I know that I am being facile when I downplay calls for more data. I actually do think that good data would be useful and good data well displayed would be even more useful. I want to put my skepticism about calls for good data into context. I observe a lot of collaborative processes and conferences and have come to rank policy solutions as follows.
This first category is nearly always just noise. At worst, they are delaying tactics to prevent any serious work or addressing hard questions. On rare occasions, they might be meaningful, but they would have to come from a speaker with substantial credibility for me to want to engage them. If you say these without a lot of specificity, you should know a grumpy blogger in the audience is rolling her eyes.
- A clearinghouse of already existing information.

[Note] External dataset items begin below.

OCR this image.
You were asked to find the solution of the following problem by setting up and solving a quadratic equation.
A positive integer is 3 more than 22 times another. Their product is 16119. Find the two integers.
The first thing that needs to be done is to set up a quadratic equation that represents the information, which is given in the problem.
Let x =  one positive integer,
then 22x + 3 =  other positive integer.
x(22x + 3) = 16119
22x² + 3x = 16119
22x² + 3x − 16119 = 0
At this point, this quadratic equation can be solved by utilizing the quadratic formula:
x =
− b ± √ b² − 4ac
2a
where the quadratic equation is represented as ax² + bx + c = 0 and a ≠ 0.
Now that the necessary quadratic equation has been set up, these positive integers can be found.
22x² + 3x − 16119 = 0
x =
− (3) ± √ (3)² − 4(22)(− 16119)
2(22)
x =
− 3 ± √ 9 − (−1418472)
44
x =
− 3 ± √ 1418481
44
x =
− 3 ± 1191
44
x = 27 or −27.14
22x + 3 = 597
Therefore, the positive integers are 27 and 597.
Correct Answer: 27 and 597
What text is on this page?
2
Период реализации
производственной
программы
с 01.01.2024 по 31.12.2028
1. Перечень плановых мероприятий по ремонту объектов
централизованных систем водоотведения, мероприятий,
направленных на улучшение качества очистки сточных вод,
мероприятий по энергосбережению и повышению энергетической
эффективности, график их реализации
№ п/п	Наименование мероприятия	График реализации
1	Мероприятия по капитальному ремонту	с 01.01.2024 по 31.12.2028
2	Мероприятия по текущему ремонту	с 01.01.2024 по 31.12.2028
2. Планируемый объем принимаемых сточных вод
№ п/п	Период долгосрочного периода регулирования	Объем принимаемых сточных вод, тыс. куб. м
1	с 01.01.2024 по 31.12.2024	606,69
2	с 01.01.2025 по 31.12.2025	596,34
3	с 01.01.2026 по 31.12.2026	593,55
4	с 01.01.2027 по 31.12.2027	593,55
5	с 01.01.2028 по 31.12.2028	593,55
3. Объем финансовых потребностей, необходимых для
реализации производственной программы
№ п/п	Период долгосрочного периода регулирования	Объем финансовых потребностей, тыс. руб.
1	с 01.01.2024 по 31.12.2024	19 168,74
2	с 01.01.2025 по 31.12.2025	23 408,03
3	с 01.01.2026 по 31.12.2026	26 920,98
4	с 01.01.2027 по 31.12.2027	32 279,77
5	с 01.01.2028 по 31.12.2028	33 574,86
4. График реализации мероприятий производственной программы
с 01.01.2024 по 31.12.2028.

- Using social media to educate people.
- Creating a framework for discussion.
- No new work, just mining existing plans.
- Breaking out of the silos/agency alignment.
- A vision statement.
- Defining the terms.
The second category can go either way. Often the undertone for my impatience is “aren’t we past this already?” A credible speaker with illustrative points will get my buy-in for these:
- More data.
- Translation into additional languages.
- Paying for facilitation. (Good facilitation is invaluable, but it does burn a lot of time upfront.)
- Grant money for the good cause. (Sadly, this often comes from bonds; the Youngs have good reason to hate us.)
- A non-binding plan.
The third category will make me straighten in my chair and pay close attention. These proposed policy solutions tell me that the speaker wants important change.
- Proposals that acknowledge and address people’s emotions.
- More data, with a dedicated source of substantial money and some detail about how the data would be gathered, stored and used.
- Proposed governance structures.
- Legally binding plans, with enforcement mechanisms.
- Proposed regulation or integration into existing regulation.
- Proposed legislation, with real money allocated.
I’ll add to these as I think of more. Anyway, “more data” falls somewhere in the middle. Have I mentioned my theory that we started the environmental Information Era in about the 1970’s, with the new EIRS and Timber Management Plans and fat volumes of information? Then computers and the Internet started offering us even more ways to process and propagate that information. Sadly, climate change is forcing us into the Management Era before we got good at the Information Era. Now we have to do both at the same time.